Çocukluğunu özlersin bazen. Aşk zannettiğin çocukluk aşklarını. Özlem içine sığmaz dertlenirsin yazarsın. Çocukluk bitip de aşık olursan; kesin dertlenirsin. Belki bir devrime, belki bir ülküye belki de sana göre yaradılışlına inanamadığın bir kadına aşık olursun. Belki de celladına aşık olursun da ölüme gideceğini bilir; kocaman bir mutlulukla o yolda yürürken yazarsın. Yazdıkça ölümünü görür, ölümünü gördükçe yazarsın ama o yolda yürümekten hiç vazgeçemezsin yüzünde saçma bir sırıtma ile. Adı aşktır; sen ölüme dertlenirsin... yazarsın yani.
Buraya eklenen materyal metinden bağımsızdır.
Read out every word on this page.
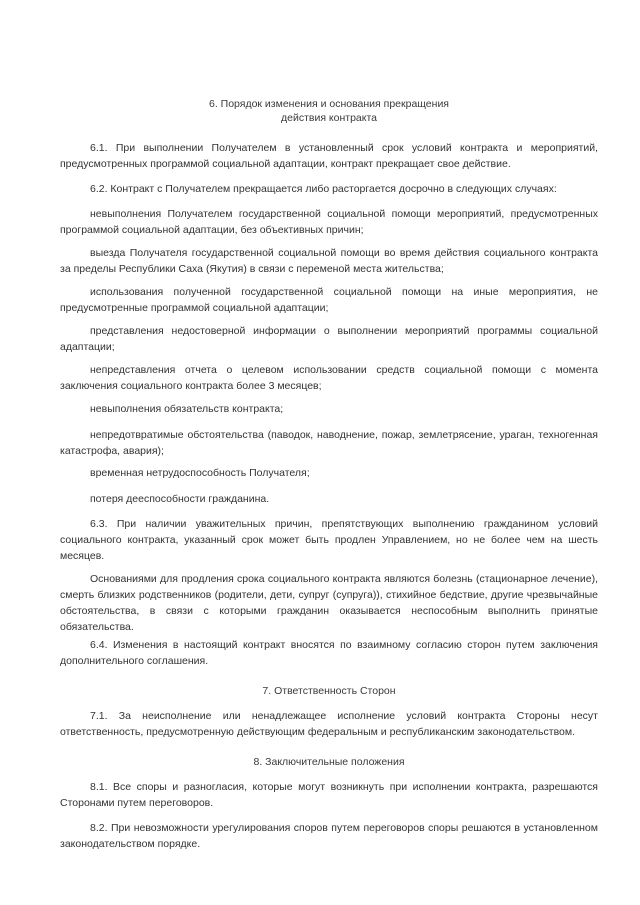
6. Порядок изменения и основания прекращения

действия контракта

6.1. При выполнении Получателем в установленный срок условий контракта и мероприятий, предусмотренных программой социальной адаптации, контракт прекращает свое действие.

6.2. Контракт с Получателем прекращается либо расторгается досрочно в следующих случаях:

невыполнения Получателем государственной социальной помощи мероприятий, предусмотренных программой социальной адаптации, без объективных причин;

выезда Получателя государственной социальной помощи во время действия социального контракта за пределы Республики Саха (Якутия) в связи с переменой места жительства;

использования полученной государственной социальной помощи на иные мероприятия, не предусмотренные программой социальной адаптации;

представления недостоверной информации о выполнении мероприятий программы социальной адаптации;

непредставления отчета о целевом использовании средств социальной помощи с момента заключения социального контракта более 3 месяцев;

невыполнения обязательств контракта;

непредотвратимые обстоятельства (паводок, наводнение, пожар, землетрясение, ураган, техногенная катастрофа, авария);

временная нетрудоспособность Получателя;

потеря дееспособности гражданина.

6.3. При наличии уважительных причин, препятствующих выполнению гражданином условий социального контракта, указанный срок может быть продлен Управлением, но не более чем на шесть месяцев.

Основаниями для продления срока социального контракта являются болезнь (стационарное лечение), смерть близких родственников (родители, дети, супруг (супруга)), стихийное бедствие, другие чрезвычайные обстоятельства, в связи с которыми гражданин оказывается неспособным выполнить принятые обязательства.

6.4. Изменения в настоящий контракт вносятся по взаимному согласию сторон путем заключения дополнительного соглашения.

7. Ответственность Сторон

7.1. За неисполнение или ненадлежащее исполнение условий контракта Стороны несут ответственность, предусмотренную действующим федеральным и республиканским законодательством.

8. Заключительные положения

8.1. Все споры и разногласия, которые могут возникнуть при исполнении контракта, разрешаются Сторонами путем переговоров.

8.2. При невозможности урегулирования споров путем переговоров споры решаются в установленном законодательством порядке.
Kavuşamadığın için dertlenmek; yazmanın mitolojik halidir. İstediğinde hayal edersin sevgiliyi ama arayamazsın; en acısıdır aşkın. Sosyal medyanın sokaklarına dalar sokak aralarında sevgilinin yüzünü ararsın. Bir yüzünü görsen yeter zannedersin de; yüzünü görünce bir de haber alsam ne iyi olur dersin. Dertlenirsin haber alamadıkça. Tekrar başlarsın yazmaya sonra tekrar bir göz görmek için gene yalancı kaypak sosyal medya sokaklarına dalarsın. Ne o fotoğraflar gerçektir ne onun sana hissettiğini düşündüğün şeyler. Her şey bu kadar sanalken gerçek olan tek şey satırlara döktüğün harflerin. Çünkü onları yazarken ne filtre kullanırsın indirdiğin bir uygulamadan ne de düşünüp, uğraşıp, şekilden şekile girip poz vermişsindir beyaz sayfalara. Gerçektir hepsi. Yazdıkça canın yanar yandıkça kocaman bir gerçeklik kalbinden başlayıp tüm bedenini sarar.
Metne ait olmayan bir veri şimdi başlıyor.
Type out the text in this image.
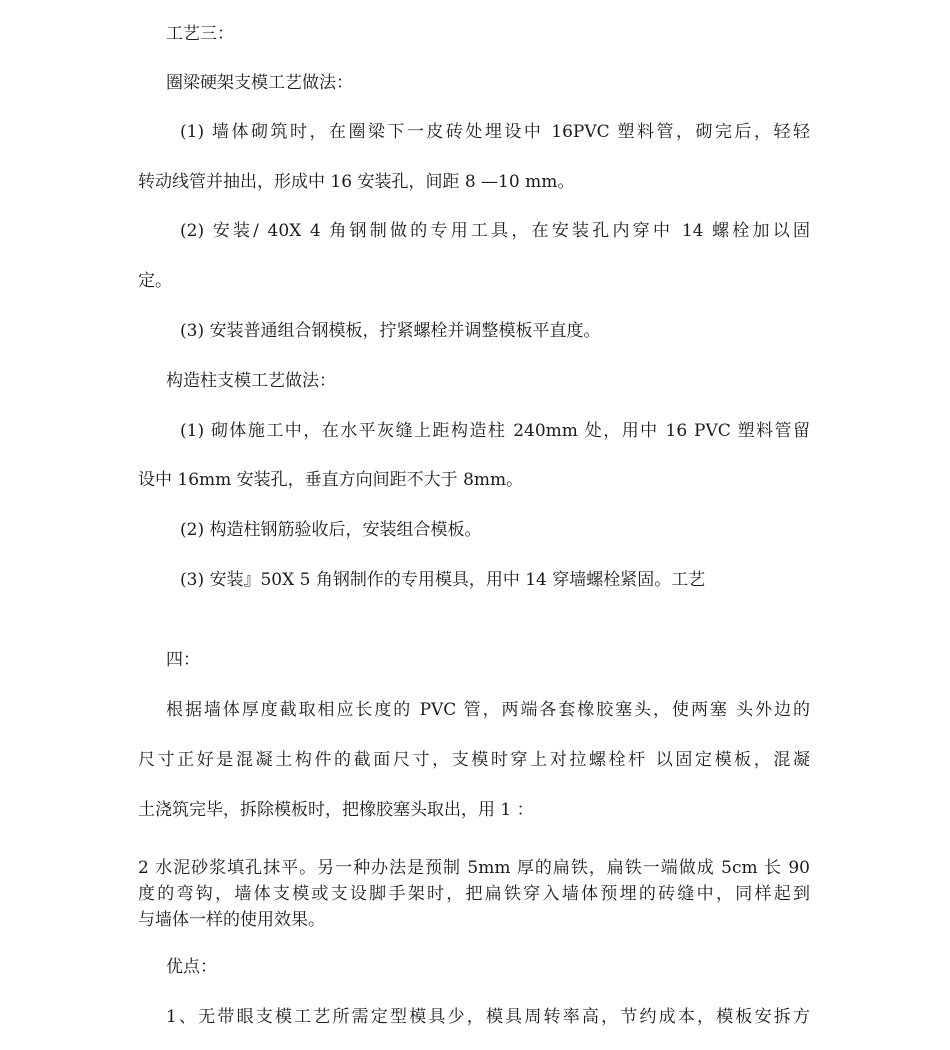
工艺三：

圈梁硬架支模工艺做法：

(1) 墙体砌筑时，在圈梁下一皮砖处埋设中 16PVC 塑料管，砌完后，轻轻

转动线管并抽出，形成中 16 安装孔，间距 8 —10 mm。

(2) 安装/ 40X 4 角钢制做的专用工具，在安装孔内穿中 14 螺栓加以固

定。

(3) 安装普通组合钢模板，拧紧螺栓并调整模板平直度。

构造柱支模工艺做法：

(1) 砌体施工中，在水平灰缝上距构造柱 240mm 处，用中 16 PVC 塑料管留

设中 16mm 安装孔，垂直方向间距不大于 8mm。

(2) 构造柱钢筋验收后，安装组合模板。

(3) 安装』50X 5 角钢制作的专用模具，用中 14 穿墙螺栓紧固。工艺

四：

根据墙体厚度截取相应长度的 PVC 管，两端各套橡胶塞头，使两塞 头外边的

尺寸正好是混凝土构件的截面尺寸，支模时穿上对拉螺栓杆 以固定模板，混凝

土浇筑完毕，拆除模板时，把橡胶塞头取出，用 1 ：

2 水泥砂浆填孔抹平。另一种办法是预制 5mm 厚的扁铁，扁铁一端做成 5cm 长 90
度的弯钩，墙体支模或支设脚手架时，把扁铁穿入墙体预埋的砖缝中，同样起到
与墙体一样的使用效果。

优点：

1、无带眼支模工艺所需定型模具少，模具周转率高，节约成本，模板安拆方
Haber alırsın o da yetmez. Derdin artar gene. Bu sefer gördüğün en güzel manzarayı onun gözlerine sunmak ihtiyacı başlar. Yediğin lezzetli bir portakal boğazından geçmez. Sade bir kahvenin tadı ancak o varsa çıkar. İçtiğin rakı tek olmaktan, dubleye döner sonra biraz da başın döner; bu kadehi onunla tokuştursam dersin. Yoktur. Dertlenirsin. Dertler peydah oldukça içinde; yıldızlı bir gecenin portre hali olan sevgilinin gözüne, kalem parmaklarına yazarsın satırlarını. Sevgilinin kalem parmaklarına yazdığın satırlar kalem kalem uzarken sen bir kokuya hasret kalırsın. Kağıdın kokusu, hissettiğini zannettiğin sevda kokusuna karışır hangisi gerçek hangisi sanal bilmesen de bir an bırakıp kendini gerçek bir kokunun sanal alemine bırakırsın. Burnundan giren sanal koku beynindeki çakralarını açar; oturur yazarsın.
Yazmak aşık işidir yani. Aşık olmayanın yazdıkları duygudan yoksun bilgidir. Bilgi değişir, duygu yüreğe bir çizik atar. Bir gün değişse de duygun, çiziğin sızısı orada o günkü haliyle hep kalır.
Yazmak aş(ı)k işidir;
Memlekete aşık olan yazar,
Aşık olduğu şehrine hasret olan yazar,
Aşkına aşık olan yazar,
Allah’a aşık olan yazar şems gibi.
Bir de...
Kimsenin bilmediği bir mabedi kendine ev edinmiş derviş yazar. Dervişin mabedi kalemdir. Derviş derdine ulaşmak için yazar.